Has anyone read this yet? Does it have any relevancy to the Heresy at large, or is it just a way to connect the 40K Marduk to the Heresy events?


----------



## Brother Subtle (May 24, 2009)

deepsix81 said:


> Has anyone read this yet? Does it have any relevancy to the Heresy at large, or is it just a way to connect the 40K Marduk to the Heresy events?


Must be. I twittered Ant the other day asking if we'll ever see Marduk again and he said yes and I wouldn't have to wait long. Makes sense now.


----------



## Khorne's Fist (Jul 18, 2008)

Read the first few pages earlier, and it so far it just seems to be about how Marduk takes his first steps up through the ranks. It's nice to see a link between new series and old, especially when it spans 10,000 years.


----------



## Child-of-the-Emperor (Feb 22, 2009)

Khorne's Fist said:


> It's nice to see a link between new series and old, especially when it spans 10,000 years.


Really? I get bored of the seemingly constant tie-ins and overlaps that authors jam into their Heresy works to promote their own 40k work. It's such a big universe with so much potential that consistently returning to old or established characters just seems to waste some of that potential. Each Legion has tens of thousands of interesting characters to explore, stop regurgitating the same ones! Mcneill with _Angel Exterminatus_ was the most recent culprit.
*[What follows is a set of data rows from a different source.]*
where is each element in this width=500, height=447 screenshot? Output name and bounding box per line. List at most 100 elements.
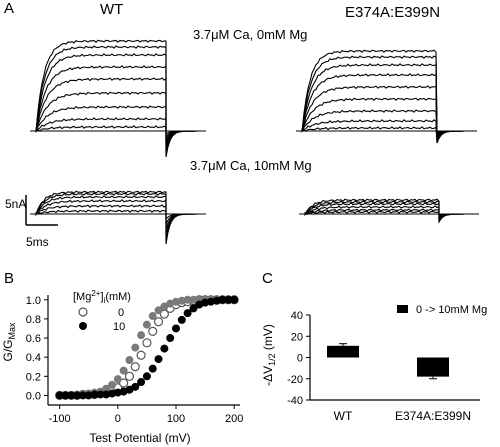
wt-10mg-trace [35, 204, 201, 240]
wt-0mg-trace [35, 53, 201, 142]
b-point-filled-circle-gray [160, 302, 169, 311]
b-x-tick-label: -100 [49, 413, 71, 425]
b-y-tick-label: 1.0 [26, 295, 41, 307]
b-point-open-circle [200, 295, 210, 305]
wt-0mg-trace [35, 45, 201, 139]
b-point-filled-circle-gray [224, 295, 233, 304]
current-traces [25, 39, 479, 245]
b-point-filled-circle [224, 295, 233, 304]
b-point-open-circle [119, 378, 129, 388]
b-point-filled-circle-gray [113, 375, 122, 384]
wt-0mg-trace [35, 117, 201, 155]
b-point-open-circle [183, 297, 193, 307]
b-legend-title: [Mg2+]i(mM) [73, 289, 131, 305]
b-point-filled-circle [84, 391, 93, 400]
b-point-open-circle [66, 390, 76, 401]
b-point-filled-circle-gray [125, 356, 134, 365]
b-point-open-circle [84, 389, 94, 400]
b-x-tick-label: 0 [115, 413, 121, 425]
b-point-filled-circle [195, 300, 204, 309]
c-y-tick-label: 0 [297, 353, 303, 365]
wt-0mg-trace [35, 77, 201, 146]
c-y-axis-label: -ΔV1/2 (mV) [261, 324, 277, 386]
mutant-0mg-trace [301, 55, 471, 135]
b-point-open-circle [223, 295, 233, 305]
b-point-filled-circle [113, 388, 122, 397]
b-point-filled-circle-gray [230, 295, 239, 304]
b-legend-label-0: 0 [118, 307, 124, 319]
wt-10mg-trace [35, 209, 201, 245]
b-point-open-circle [107, 386, 117, 396]
mutant-0mg-trace [301, 109, 472, 143]
b-point-filled-circle-gray [78, 390, 87, 399]
wt-0mg-trace [35, 105, 201, 152]
b-y-tick-label: 0.2 [26, 371, 41, 383]
b-point-open-circle [95, 388, 105, 399]
wt-traces-0mg-mg [30, 39, 206, 158]
b-y-axis-label: G/GMax [1, 322, 17, 362]
mutant-0mg-trace [301, 73, 472, 138]
b-point-open-circle [124, 371, 135, 381]
b-point-filled-circle [177, 315, 186, 324]
b-point-filled-circle [67, 391, 76, 400]
b-point-filled-circle [160, 344, 169, 353]
b-point-filled-circle [183, 309, 192, 318]
c-bar [327, 345, 359, 358]
b-point-filled-circle-gray [67, 391, 76, 400]
b-point-filled-circle-gray [212, 295, 221, 304]
b-point-filled-circle [201, 298, 210, 307]
c-category-label: E374A:E399N [395, 409, 471, 423]
b-point-filled-circle-gray [119, 366, 128, 375]
b-point-filled-circle [78, 391, 87, 400]
b-point-open-circle [130, 362, 140, 372]
c-category-label: WT [334, 409, 353, 423]
mutant-header: E374A:E399N [345, 4, 441, 21]
b-point-filled-circle [108, 389, 116, 398]
b-point-open-circle [72, 390, 82, 401]
b-point-filled-circle [131, 382, 140, 391]
panel-c-letter: C [262, 270, 273, 287]
b-point-filled-circle-gray [55, 391, 64, 400]
b-point-filled-circle [137, 378, 146, 387]
b-point-open-circle [217, 295, 228, 305]
b-point-filled-circle [125, 385, 134, 394]
b-y-tick-label: 0.6 [26, 333, 41, 345]
b-x-tick-label: 200 [225, 413, 243, 425]
mutant-10mg-trace [304, 210, 474, 224]
b-point-filled-circle [172, 324, 180, 333]
b-point-open-circle [165, 303, 175, 313]
b-point-filled-circle [166, 334, 175, 343]
b-point-filled-circle [73, 391, 82, 400]
b-point-filled-circle [96, 390, 105, 399]
b-legend-marker-10 [79, 322, 87, 330]
b-point-open-circle [78, 389, 88, 400]
b-point-filled-circle-gray [108, 380, 116, 389]
b-point-filled-circle [212, 296, 221, 305]
b-point-open-circle [101, 387, 111, 398]
b-x-tick-label: 100 [167, 413, 185, 425]
b-point-open-circle [188, 296, 199, 306]
b-point-filled-circle-gray [61, 391, 70, 400]
wt-10mg-trace [35, 190, 201, 221]
b-point-open-circle [229, 295, 239, 305]
b-point-filled-circle-gray [73, 390, 82, 399]
b-point-filled-circle-gray [201, 295, 210, 304]
b-y-tick-label: 0.0 [26, 390, 41, 402]
b-point-filled-circle [142, 372, 151, 381]
panel-a-letter: A [4, 0, 15, 17]
wt-10mg-trace [35, 195, 201, 230]
c-bar [417, 357, 449, 377]
scale-time-label: 5ms [26, 235, 49, 249]
b-point-filled-circle [55, 391, 64, 400]
wt-header: WT [100, 1, 124, 18]
b-point-filled-circle-gray [177, 296, 186, 305]
wt-0mg-trace [35, 91, 201, 149]
b-legend-marker-0 [78, 307, 88, 317]
b-y-tick-label: 0.4 [26, 352, 41, 364]
b-point-filled-circle-gray [90, 388, 99, 397]
b-x-axis-label: Test Potential (mV) [89, 431, 190, 445]
c-legend-swatch [397, 305, 408, 313]
wt-traces-10mg-mg [30, 190, 206, 245]
b-point-open-circle [113, 383, 123, 393]
b-point-filled-circle [189, 304, 198, 313]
As for _Dark Heart_, I downloaded it the other day but am yet to read it.


----------



## Khorne's Fist (Jul 18, 2008)

Child-of-the-Emperor said:


> Really? I get bored of the seemingly constant tie-ins and overlaps that authors jam into their Heresy works to promote their own 40k work. It's such a big universe with so much potential that consistently returning to old or established characters just seems to waste some of that potential. Each Legion has tens of thousands of interesting characters to explore, stop regurgitating the same ones! Mcneill with _Angel Exterminatus_ was the most recent culprit.
> 
> As for _Dark Heart_, I downloaded it the other day but am yet to read it.
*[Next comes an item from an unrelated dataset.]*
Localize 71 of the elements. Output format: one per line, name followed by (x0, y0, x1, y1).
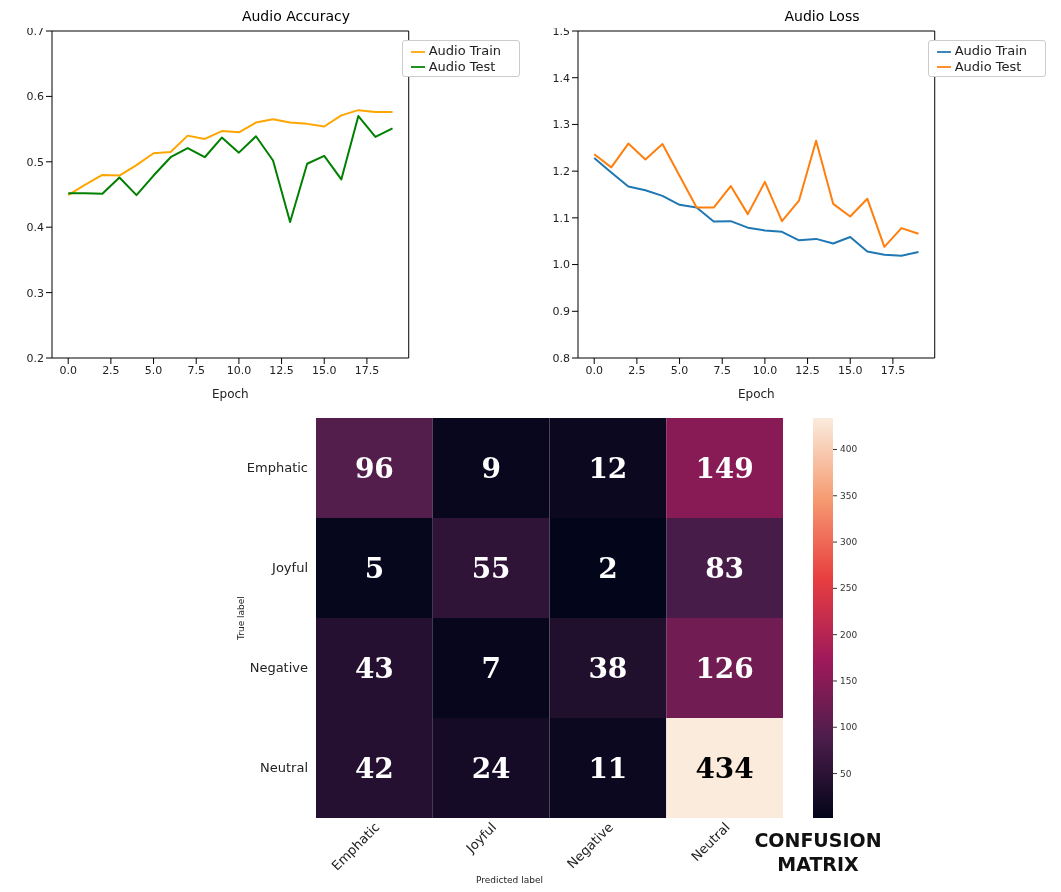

People like to see the origins of their favorite characters, of which Marduk has become on for many readers, and if BL give their fans what they want we can't really complain, can we? Considering the sheer number of characters introduced so far in the series that have become fan favorites, I don't think exploring the 40k universe from within the 30k universe every now and then isn't a bad thing.


----------



## forkmaster (Jan 2, 2010)

I am half and half on that! First I love CSM so its nice to see the connection between the two worlds. HOWEVER I dont think they should be the main characters of the certain story, like perhaps this (I havent read it yet) or Angel Exterminatus. They should be backgroundcharacters or making small cameos at best I think.


----------



## Doelago (Nov 29, 2009)

Child-of-the-Emperor said:


> Really? I get bored of the seemingly constant tie-ins and overlaps that authors jam into their Heresy works to promote their own 40k work. It's such a big universe with so much potential that consistently returning to old or established characters just seems to waste some of that potential. Each Legion has tens of thousands of interesting characters to explore, stop regurgitating the same ones! Mcneill with _Angel Exterminatus_ was the most recent culprit.


I agree with this... Really hated the amount of promotion for McNeill`s 40k characters that was going on in Angel Exterminatus. 

As for the story, I guess it was OK. Not in love with it, but the series has seen worse.


----------



## Brother Lucian (Apr 22, 2011)

I thought it was a good read, showing how Marduk began his ascent to power. And the Word Bearer preparations prior to the final conflict in Know No Fear. Theres some quite nice glimpses of Kor Phaeron too.


----------